Most of us store a large part of our wealth in property. It could be in our owner-occupied home, a holiday house or an investment portfolio. And a large number of property owners are starting to head towards retirement.
If that’s you, then now is the time to clearly think through your retirement strategy and what that means for your investment property portfolio. You should be asking yourself lots of questions. When do you intend to sell properties? What LVR (loan-to-value ratio) can you sustain in retirement? How much free cash flow do you need? Can you access capital when you need it?
For example, during COVID we had an 80-year-old client with a commercial property lose his rent for a few months. The bank wasn’t prepared to lend him more funds even though his LVR was less than 20%.
You never know when your world might dramatically change
COVID is a good example but equally it could be a health scare or something happening to your family that could quickly shake things up. Maybe you want to help one of your adult children into a house.

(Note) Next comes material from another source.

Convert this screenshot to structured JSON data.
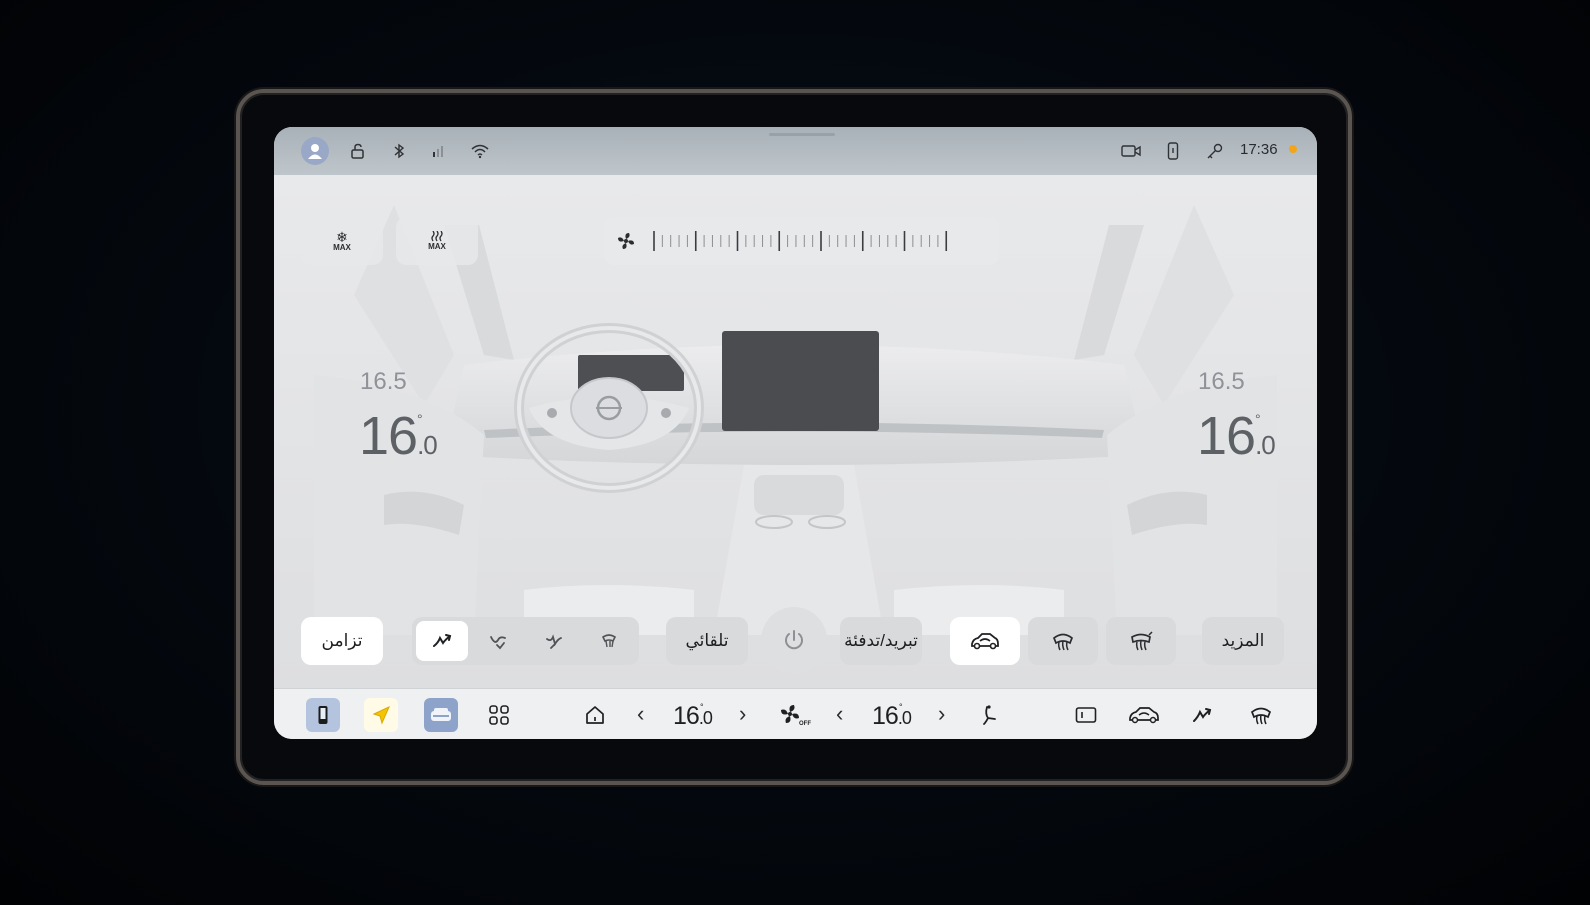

Whatever you want to do, it will require accessing your capital.
For a lot of Kiwis their life savings are tied up in property and it’s a core part of their retirement. Maybe you’ll want to enjoy it and buy a boat or a holiday home, again requiring the release of capital.

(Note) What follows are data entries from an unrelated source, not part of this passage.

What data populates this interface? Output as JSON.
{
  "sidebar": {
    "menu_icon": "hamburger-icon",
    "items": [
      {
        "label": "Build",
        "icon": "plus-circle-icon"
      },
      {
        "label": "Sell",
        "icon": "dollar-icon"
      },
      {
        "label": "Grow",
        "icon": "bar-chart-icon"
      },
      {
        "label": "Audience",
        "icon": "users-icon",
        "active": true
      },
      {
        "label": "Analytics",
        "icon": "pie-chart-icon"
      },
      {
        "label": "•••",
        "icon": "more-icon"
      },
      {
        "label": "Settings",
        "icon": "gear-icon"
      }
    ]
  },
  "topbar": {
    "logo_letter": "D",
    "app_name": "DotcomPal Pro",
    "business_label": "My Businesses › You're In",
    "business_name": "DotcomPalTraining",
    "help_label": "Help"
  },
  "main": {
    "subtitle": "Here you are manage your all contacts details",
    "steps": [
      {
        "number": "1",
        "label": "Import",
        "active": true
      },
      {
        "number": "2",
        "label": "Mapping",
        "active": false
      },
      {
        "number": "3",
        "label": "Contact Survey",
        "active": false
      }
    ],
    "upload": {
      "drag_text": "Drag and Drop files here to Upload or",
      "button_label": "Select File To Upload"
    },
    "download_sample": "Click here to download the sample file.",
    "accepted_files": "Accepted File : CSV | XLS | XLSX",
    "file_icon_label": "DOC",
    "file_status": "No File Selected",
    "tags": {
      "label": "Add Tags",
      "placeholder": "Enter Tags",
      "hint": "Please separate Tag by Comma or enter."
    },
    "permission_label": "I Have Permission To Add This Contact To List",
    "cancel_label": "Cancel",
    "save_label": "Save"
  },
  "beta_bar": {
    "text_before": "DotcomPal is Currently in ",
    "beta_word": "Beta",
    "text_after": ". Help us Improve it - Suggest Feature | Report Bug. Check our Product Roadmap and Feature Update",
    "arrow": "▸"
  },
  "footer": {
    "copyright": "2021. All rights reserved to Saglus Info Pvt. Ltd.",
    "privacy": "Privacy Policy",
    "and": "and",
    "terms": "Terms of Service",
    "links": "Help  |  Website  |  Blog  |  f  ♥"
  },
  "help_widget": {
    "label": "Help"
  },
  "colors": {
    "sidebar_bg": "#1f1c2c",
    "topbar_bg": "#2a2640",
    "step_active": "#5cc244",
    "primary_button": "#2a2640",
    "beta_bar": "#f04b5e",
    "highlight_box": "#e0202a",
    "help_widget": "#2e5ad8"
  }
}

Recently another client (aged 79) was buying an investment property to increase their passive income and we had it declined by three lenders before approving it ourselves through our P2P mortgage platform.
As your income reduces and as you head toward 70, lenders will be increasingly difficult to deal with.
If you want to sell a property to free up some capital but it’s also used as security across other lending, the lender may require that all lending is repaid. They will base that on your age and a lack of demonstrated servicing especially on a principal-and-interest mortgage over a shorter term. Even at the age of 60 you’ll be lucky to get a ten-year loan term.
We are seeing this play out across a range of clients and scenarios that could be avoided with some forward planning.
What can you do now?
- Split your lending and securities across multiple lenders
- Make sure you have extended your interest-only terms
- Ensure you have access to revolving credit funds
This way when you sell a property, you keep the net proceeds, and you control the process. You also minimize your cash out flows and have quick access to emergency funds.
When I review a client, I work through your portfolio, property by property. It is really important to build up a granular strategy and to build in lots of flexibility in case the unexpected happens.
You don’t spend your life building up wealth to then have someone else dictating how you’re going to spend it or not spend it!